Would you call yourself a feminist?

No. I call myself a person who believes that women are independent; more than they’re told. Feminism is always interlinked with hating men. Looked at in the proper way, it should be about appreciating the fact that women are capable and that they should be treated equally. The gender of a person shouldn’t be the deciding factor of whether you’re treated equally. You should be treated equally regardless – whether you’re a child, whether you’re an adult, whether you’re an elderly person, or whether you are a person of colour. So people should not confuse feminism with being treated equally. You have to be treated equally anyway. It’s not even a question. I always believe that people are treated the way they behave. If you work in a company, and you’re not bringing anything to the table, you’re not going to be treated equally, whether you’re a man or a woman. All of the talk on social media about feminism, which is basically man hating, is discouraging people from growing emotionally. We have to teach people to be empathetic, to be kind. We must raise our children to have social values, and to have respect for each other. These are the things we should be talking about. 

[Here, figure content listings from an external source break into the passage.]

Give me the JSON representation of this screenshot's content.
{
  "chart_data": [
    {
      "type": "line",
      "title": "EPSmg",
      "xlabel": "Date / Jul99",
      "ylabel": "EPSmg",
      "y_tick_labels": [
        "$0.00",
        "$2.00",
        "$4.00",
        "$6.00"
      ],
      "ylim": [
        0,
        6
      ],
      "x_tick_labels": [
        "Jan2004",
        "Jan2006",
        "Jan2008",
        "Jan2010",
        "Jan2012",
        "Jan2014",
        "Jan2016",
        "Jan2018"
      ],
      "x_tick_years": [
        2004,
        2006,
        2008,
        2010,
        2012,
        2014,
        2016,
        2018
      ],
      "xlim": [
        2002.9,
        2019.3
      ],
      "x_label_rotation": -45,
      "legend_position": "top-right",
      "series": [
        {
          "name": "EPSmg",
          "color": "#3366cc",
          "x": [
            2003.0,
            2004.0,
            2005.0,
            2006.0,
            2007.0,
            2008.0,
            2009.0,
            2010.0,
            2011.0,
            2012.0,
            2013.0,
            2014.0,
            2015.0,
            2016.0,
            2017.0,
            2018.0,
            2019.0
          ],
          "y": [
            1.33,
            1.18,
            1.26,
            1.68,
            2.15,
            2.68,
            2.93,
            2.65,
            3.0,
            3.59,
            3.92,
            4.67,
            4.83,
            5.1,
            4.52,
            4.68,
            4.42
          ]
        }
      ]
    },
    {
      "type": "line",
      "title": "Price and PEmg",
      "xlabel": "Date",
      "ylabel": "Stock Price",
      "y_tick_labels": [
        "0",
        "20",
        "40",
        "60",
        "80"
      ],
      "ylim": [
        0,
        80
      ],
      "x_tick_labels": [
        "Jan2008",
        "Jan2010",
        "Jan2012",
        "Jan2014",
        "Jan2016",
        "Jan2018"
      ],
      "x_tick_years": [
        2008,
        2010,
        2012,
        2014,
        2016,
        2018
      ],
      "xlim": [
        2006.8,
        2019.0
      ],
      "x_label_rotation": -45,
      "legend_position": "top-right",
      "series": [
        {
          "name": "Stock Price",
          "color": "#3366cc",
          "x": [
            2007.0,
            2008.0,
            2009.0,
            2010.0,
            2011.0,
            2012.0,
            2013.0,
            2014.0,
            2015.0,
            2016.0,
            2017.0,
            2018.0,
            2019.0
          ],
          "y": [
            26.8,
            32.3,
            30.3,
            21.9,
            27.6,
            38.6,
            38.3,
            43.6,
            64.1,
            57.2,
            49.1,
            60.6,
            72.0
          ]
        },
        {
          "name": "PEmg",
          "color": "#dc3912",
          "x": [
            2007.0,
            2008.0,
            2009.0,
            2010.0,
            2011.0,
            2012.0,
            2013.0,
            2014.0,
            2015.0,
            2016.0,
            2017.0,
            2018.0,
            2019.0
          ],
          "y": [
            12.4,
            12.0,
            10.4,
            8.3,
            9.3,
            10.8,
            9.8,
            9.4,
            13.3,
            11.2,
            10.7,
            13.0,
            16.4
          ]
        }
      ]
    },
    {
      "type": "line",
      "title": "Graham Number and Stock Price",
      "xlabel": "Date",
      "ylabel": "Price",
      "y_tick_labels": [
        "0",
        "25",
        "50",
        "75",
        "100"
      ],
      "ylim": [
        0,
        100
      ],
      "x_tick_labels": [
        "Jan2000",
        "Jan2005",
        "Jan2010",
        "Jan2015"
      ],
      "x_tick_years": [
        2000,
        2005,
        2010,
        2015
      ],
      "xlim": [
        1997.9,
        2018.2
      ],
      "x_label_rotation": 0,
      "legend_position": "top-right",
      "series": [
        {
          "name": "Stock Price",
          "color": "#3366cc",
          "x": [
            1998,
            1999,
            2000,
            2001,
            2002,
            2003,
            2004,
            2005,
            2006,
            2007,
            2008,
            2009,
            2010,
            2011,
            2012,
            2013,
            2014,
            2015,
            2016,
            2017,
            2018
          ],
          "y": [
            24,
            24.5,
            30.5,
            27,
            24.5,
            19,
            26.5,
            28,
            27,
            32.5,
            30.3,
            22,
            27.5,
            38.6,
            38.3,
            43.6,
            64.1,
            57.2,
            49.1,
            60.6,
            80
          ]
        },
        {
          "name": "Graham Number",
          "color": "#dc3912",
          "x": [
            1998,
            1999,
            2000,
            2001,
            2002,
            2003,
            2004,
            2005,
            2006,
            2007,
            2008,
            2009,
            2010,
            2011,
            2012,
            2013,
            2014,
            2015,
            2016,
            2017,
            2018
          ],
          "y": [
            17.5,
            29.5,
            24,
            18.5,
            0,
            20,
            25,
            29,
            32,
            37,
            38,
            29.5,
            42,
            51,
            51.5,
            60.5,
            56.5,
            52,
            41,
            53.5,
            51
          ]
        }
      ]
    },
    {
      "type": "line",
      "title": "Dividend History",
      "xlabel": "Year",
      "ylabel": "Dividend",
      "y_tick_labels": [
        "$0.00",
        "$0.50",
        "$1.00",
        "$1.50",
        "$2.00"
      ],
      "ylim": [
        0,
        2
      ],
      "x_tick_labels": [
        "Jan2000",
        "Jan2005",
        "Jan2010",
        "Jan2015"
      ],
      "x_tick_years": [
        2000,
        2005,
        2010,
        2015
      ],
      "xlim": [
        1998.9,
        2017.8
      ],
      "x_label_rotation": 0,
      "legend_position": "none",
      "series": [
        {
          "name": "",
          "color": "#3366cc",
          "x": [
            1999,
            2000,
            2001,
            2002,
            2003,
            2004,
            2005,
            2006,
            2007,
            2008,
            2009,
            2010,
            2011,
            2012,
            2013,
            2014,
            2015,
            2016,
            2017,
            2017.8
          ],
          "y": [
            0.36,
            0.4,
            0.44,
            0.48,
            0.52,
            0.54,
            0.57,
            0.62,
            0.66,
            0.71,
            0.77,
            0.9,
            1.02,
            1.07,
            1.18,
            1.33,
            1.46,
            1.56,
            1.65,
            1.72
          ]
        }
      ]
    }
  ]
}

What do you think about feminism?

It’s overrated and very commercialised now. 

What grounds you as a person?

I’d say the value systems my parents instilled in me. It’s very important to know and remember where you came from. 

Your message to our readers?

My message to people would be to encourage them to be financially independent. It is vital, whether you’re a man or a woman, to be financially independent. Along with that comes a lot of possibilities, even in making decisions. For example, many women are in bad marriages because they aren’t financially independent. Surprisingly, a lot of women in Colombo are getting into unhappy marriages and staying in such marriages because of that very reason. I think that if we educate our girls and teach them how to become financially independent, half of the problems women are facing today will be solved.